The number of thermal cycles necessary for primer extension amplification in any one assay is 
dependent on the initial concentration of the DNA sample and the sensitivity threshold of the mass 
spectrometer. In any one thermal cycle, the maximum increase in molar concentration of the extended 
primer is equal to the molar concentration of the DNA sample, assuming that all other components, i.e. 
primer 30 and nucleotide bases 36,36', are present in excess. The concentration of the extended primer 
will increase by one fold at every thermal cycle (the fold unit being the concentration of the DNA sample). 

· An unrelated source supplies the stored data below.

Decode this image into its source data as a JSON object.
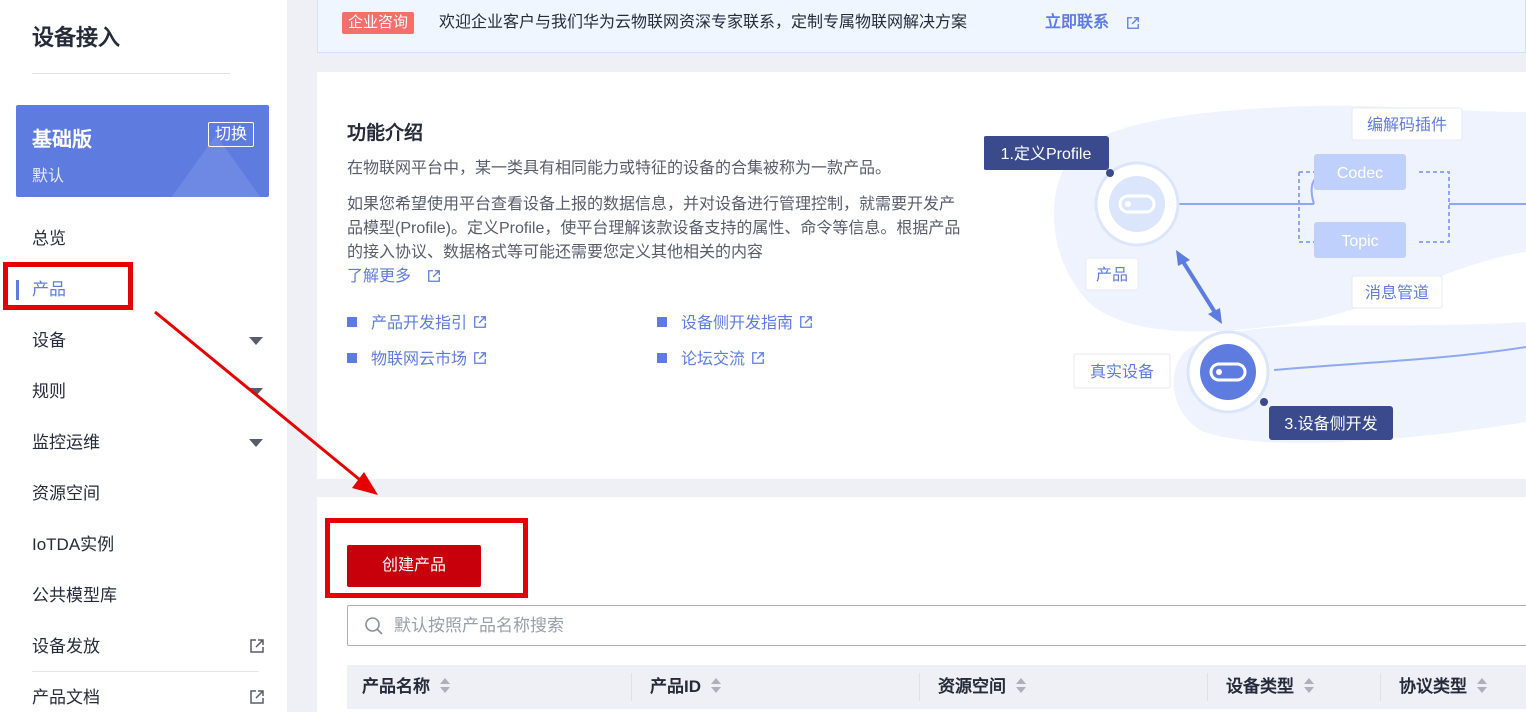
{
  "sidebar": {
    "title": "设备接入",
    "edition": {
      "name": "基础版",
      "subtitle": "默认",
      "switch_label": "切换"
    },
    "items": [
      {
        "label": "总览"
      },
      {
        "label": "产品",
        "active": true
      },
      {
        "label": "设备"
      },
      {
        "label": "规则"
      },
      {
        "label": "监控运维"
      },
      {
        "label": "资源空间"
      },
      {
        "label": "IoTDA实例"
      },
      {
        "label": "公共模型库"
      },
      {
        "label": "设备发放"
      },
      {
        "label": "产品文档"
      }
    ]
  },
  "banner": {
    "tag": "企业咨询",
    "text": "欢迎企业客户与我们华为云物联网资深专家联系，定制专属物联网解决方案",
    "link": "立即联系"
  },
  "intro": {
    "title": "功能介绍",
    "p1": "在物联网平台中，某一类具有相同能力或特征的设备的合集被称为一款产品。",
    "p2": "如果您希望使用平台查看设备上报的数据信息，并对设备进行管理控制，就需要开发产品模型(Profile)。定义Profile，使平台理解该款设备支持的属性、命令等信息。根据产品的接入协议、数据格式等可能还需要您定义其他相关的内容",
    "learn_more": "了解更多",
    "links": [
      "产品开发指引",
      "设备侧开发指南",
      "物联网云市场",
      "论坛交流"
    ],
    "diagram": {
      "step1": "1.定义Profile",
      "codec_plugin": "编解码插件",
      "codec": "Codec",
      "topic": "Topic",
      "product": "产品",
      "message_pipe": "消息管道",
      "real_device": "真实设备",
      "step3": "3.设备侧开发"
    }
  },
  "list": {
    "create_label": "创建产品",
    "search_placeholder": "默认按照产品名称搜索",
    "columns": [
      "产品名称",
      "产品ID",
      "资源空间",
      "设备类型",
      "协议类型"
    ]
  },
  "colors": {
    "accent": "#5e7ce0",
    "create_button": "#c7000b",
    "annotation": "#e60000"
  }
}
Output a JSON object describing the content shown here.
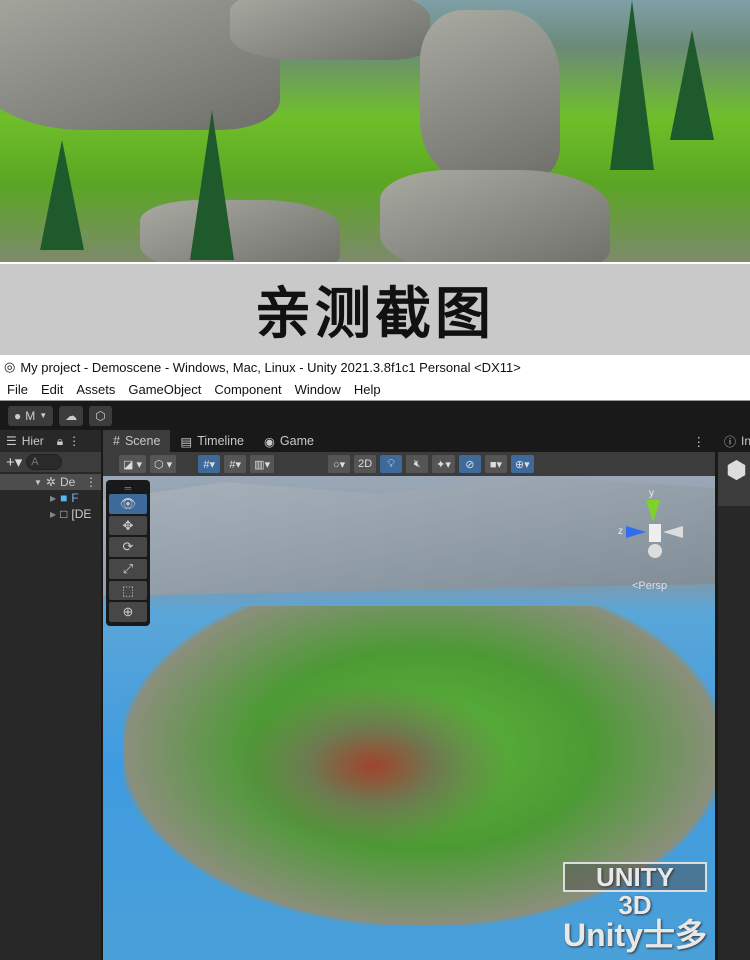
{
  "banner": {
    "text": "亲测截图"
  },
  "window": {
    "title": "My project - Demoscene - Windows, Mac, Linux - Unity 2021.3.8f1c1 Personal <DX11>"
  },
  "menu": [
    "File",
    "Edit",
    "Assets",
    "GameObject",
    "Component",
    "Window",
    "Help"
  ],
  "toolbar": {
    "account_label": "M"
  },
  "hierarchy": {
    "tab_label": "Hier",
    "search_placeholder": "A",
    "scene_item": "De",
    "children": [
      "F",
      "[DE"
    ]
  },
  "scene_tabs": [
    {
      "label": "Scene"
    },
    {
      "label": "Timeline"
    },
    {
      "label": "Game"
    }
  ],
  "scene_toolbar": {
    "mode_2d": "2D"
  },
  "gizmo": {
    "y_label": "y",
    "z_label": "z",
    "projection": "<Persp"
  },
  "inspector": {
    "tab_label": "In"
  },
  "watermark": {
    "line1": "UNITY",
    "line2": "3D",
    "line3": "Unity士多"
  }
}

In certain embodiments, where the concentration of the DNA sample is below the sensitivity threshold of 
the mass spectrometer, a large excess of primer over the DNA sample is used in combination with several 
thermal cycles in order to bring the concentration level of the extended primer above the threshold 
sensitivity of the mass spectrometer. At such time the molecular ratio of the primer 30 to DNA 20 ranges 
from about 1 : 1 to about 50: 1 when up to 50 thermal cycles are used, and preferably from about 1:1 to 
about 25: 1 when up to 25 themal cycles are used. 

The buffer used in combination with the polymerase is a buffer compatible with primer extension 
technology However the use of a buffer containing an alkali metal generates DNA adducts which 
complicate the interpretation of the mass spectra, and thus renders the identification of the polymorphism 
more difficult. In a preferred embodiment, the buffer is a volatile acid-base combination which does not 
form DNA adducts. In preferred embodiments, the buffer is ammonium acetate or ammonium formate. In 
another preferred embodiment, the buffer is ammonium acetate in concentration ranging from 25 mM to 
100 mM. In other preferred embodiments, the buffer includes a polymerase co-factor such as magnesium 
chloride or magnesium acetate. In a most preferred embodiment, the buffer is composed of 25-100 mM 
ammonium acetate with 1.5 mM magnesium acetate. 

Once the primer has been extended, the identity of the added nucleotide base 36 is then determined 
(Step 5) by mass spectrometry by comparing the masses of the extended primer 30" and the primer 30. 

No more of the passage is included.